KANSAS CITY, Kan. — A federal judge in Kansas has appointed an Ohio attorney to investigate whether recordings of attorney-client meetings and phone calls at a privately run federal prison violated the inmates’ constitutional right to a fair trial.
U.S. District Judge Julie Robinson on Tuesday named David R. Cohen as special master, or expert, to examine audio and video recordings from the Corrections Corp. of America prison in Leavenworth and identify any confidential information contained in them.
The recordings came to light in August after federal prosecutors tried to force a defense attorney off two cases using footage subpoenaed by a grand jury in a broad contraband probe at the prison, according to court documents.
The subpoena sought all surveillance footage at the prison as part of an investigation into a conspiracy involving as many as 95 inmates and 60 people outside the facility.
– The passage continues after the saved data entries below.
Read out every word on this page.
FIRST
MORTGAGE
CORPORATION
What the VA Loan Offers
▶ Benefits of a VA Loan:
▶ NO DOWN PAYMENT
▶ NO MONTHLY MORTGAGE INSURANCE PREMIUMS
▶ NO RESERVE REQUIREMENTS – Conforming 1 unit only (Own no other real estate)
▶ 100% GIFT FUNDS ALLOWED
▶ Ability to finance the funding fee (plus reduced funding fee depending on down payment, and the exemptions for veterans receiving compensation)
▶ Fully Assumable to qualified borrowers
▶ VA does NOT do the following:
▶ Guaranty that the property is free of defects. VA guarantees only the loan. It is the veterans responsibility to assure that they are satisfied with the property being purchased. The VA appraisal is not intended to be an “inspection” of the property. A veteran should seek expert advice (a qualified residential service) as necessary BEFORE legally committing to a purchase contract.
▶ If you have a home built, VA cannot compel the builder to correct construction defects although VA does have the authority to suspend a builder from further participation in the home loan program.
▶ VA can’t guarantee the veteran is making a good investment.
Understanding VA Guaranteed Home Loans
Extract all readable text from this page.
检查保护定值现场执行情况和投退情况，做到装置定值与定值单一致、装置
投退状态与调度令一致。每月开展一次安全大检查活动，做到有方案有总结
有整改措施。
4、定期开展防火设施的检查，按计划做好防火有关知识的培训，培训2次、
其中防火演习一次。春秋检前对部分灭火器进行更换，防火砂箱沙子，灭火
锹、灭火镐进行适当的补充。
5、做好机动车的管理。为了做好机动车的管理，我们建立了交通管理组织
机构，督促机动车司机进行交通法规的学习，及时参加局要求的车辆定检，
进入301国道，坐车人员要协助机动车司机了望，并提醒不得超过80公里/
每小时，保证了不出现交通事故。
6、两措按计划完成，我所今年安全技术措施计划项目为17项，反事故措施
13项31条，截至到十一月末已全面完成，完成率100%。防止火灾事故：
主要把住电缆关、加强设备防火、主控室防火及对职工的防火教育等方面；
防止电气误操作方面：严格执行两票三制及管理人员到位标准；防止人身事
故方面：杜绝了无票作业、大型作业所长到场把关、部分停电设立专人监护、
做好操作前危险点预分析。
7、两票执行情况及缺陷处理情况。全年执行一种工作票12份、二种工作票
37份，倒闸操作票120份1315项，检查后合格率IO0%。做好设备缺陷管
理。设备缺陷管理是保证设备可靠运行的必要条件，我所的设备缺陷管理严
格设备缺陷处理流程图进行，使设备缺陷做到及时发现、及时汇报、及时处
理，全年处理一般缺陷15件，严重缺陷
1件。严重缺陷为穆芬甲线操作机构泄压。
The thousands of hours of video turned over to investigators included footage of attorneys meeting with clients.
Cohen’s initial duty will be to evaluate whether it’s economically feasible to dig through the massive amount of recordings and identify and retain privileged information.
The Cleveland lawyer will be compensated at a rate of $500 an hour, which the judge ordered the federal government to pay.
Last month, Robinson accused an assistant prosecutor of improperly trying to access her chambers — where video evidence from CCA has been impounded — after hours while the judge was on vacation.
Robinson initially said she was considering whether the special master should also investigate the actions of the prosecutor’s office, but in her Tuesday order said that won’t be part of Cohen’s efforts “at this time.”
Cohen recently served as a special master in a federal class-action lawsuit against Sprint Nextel Corp.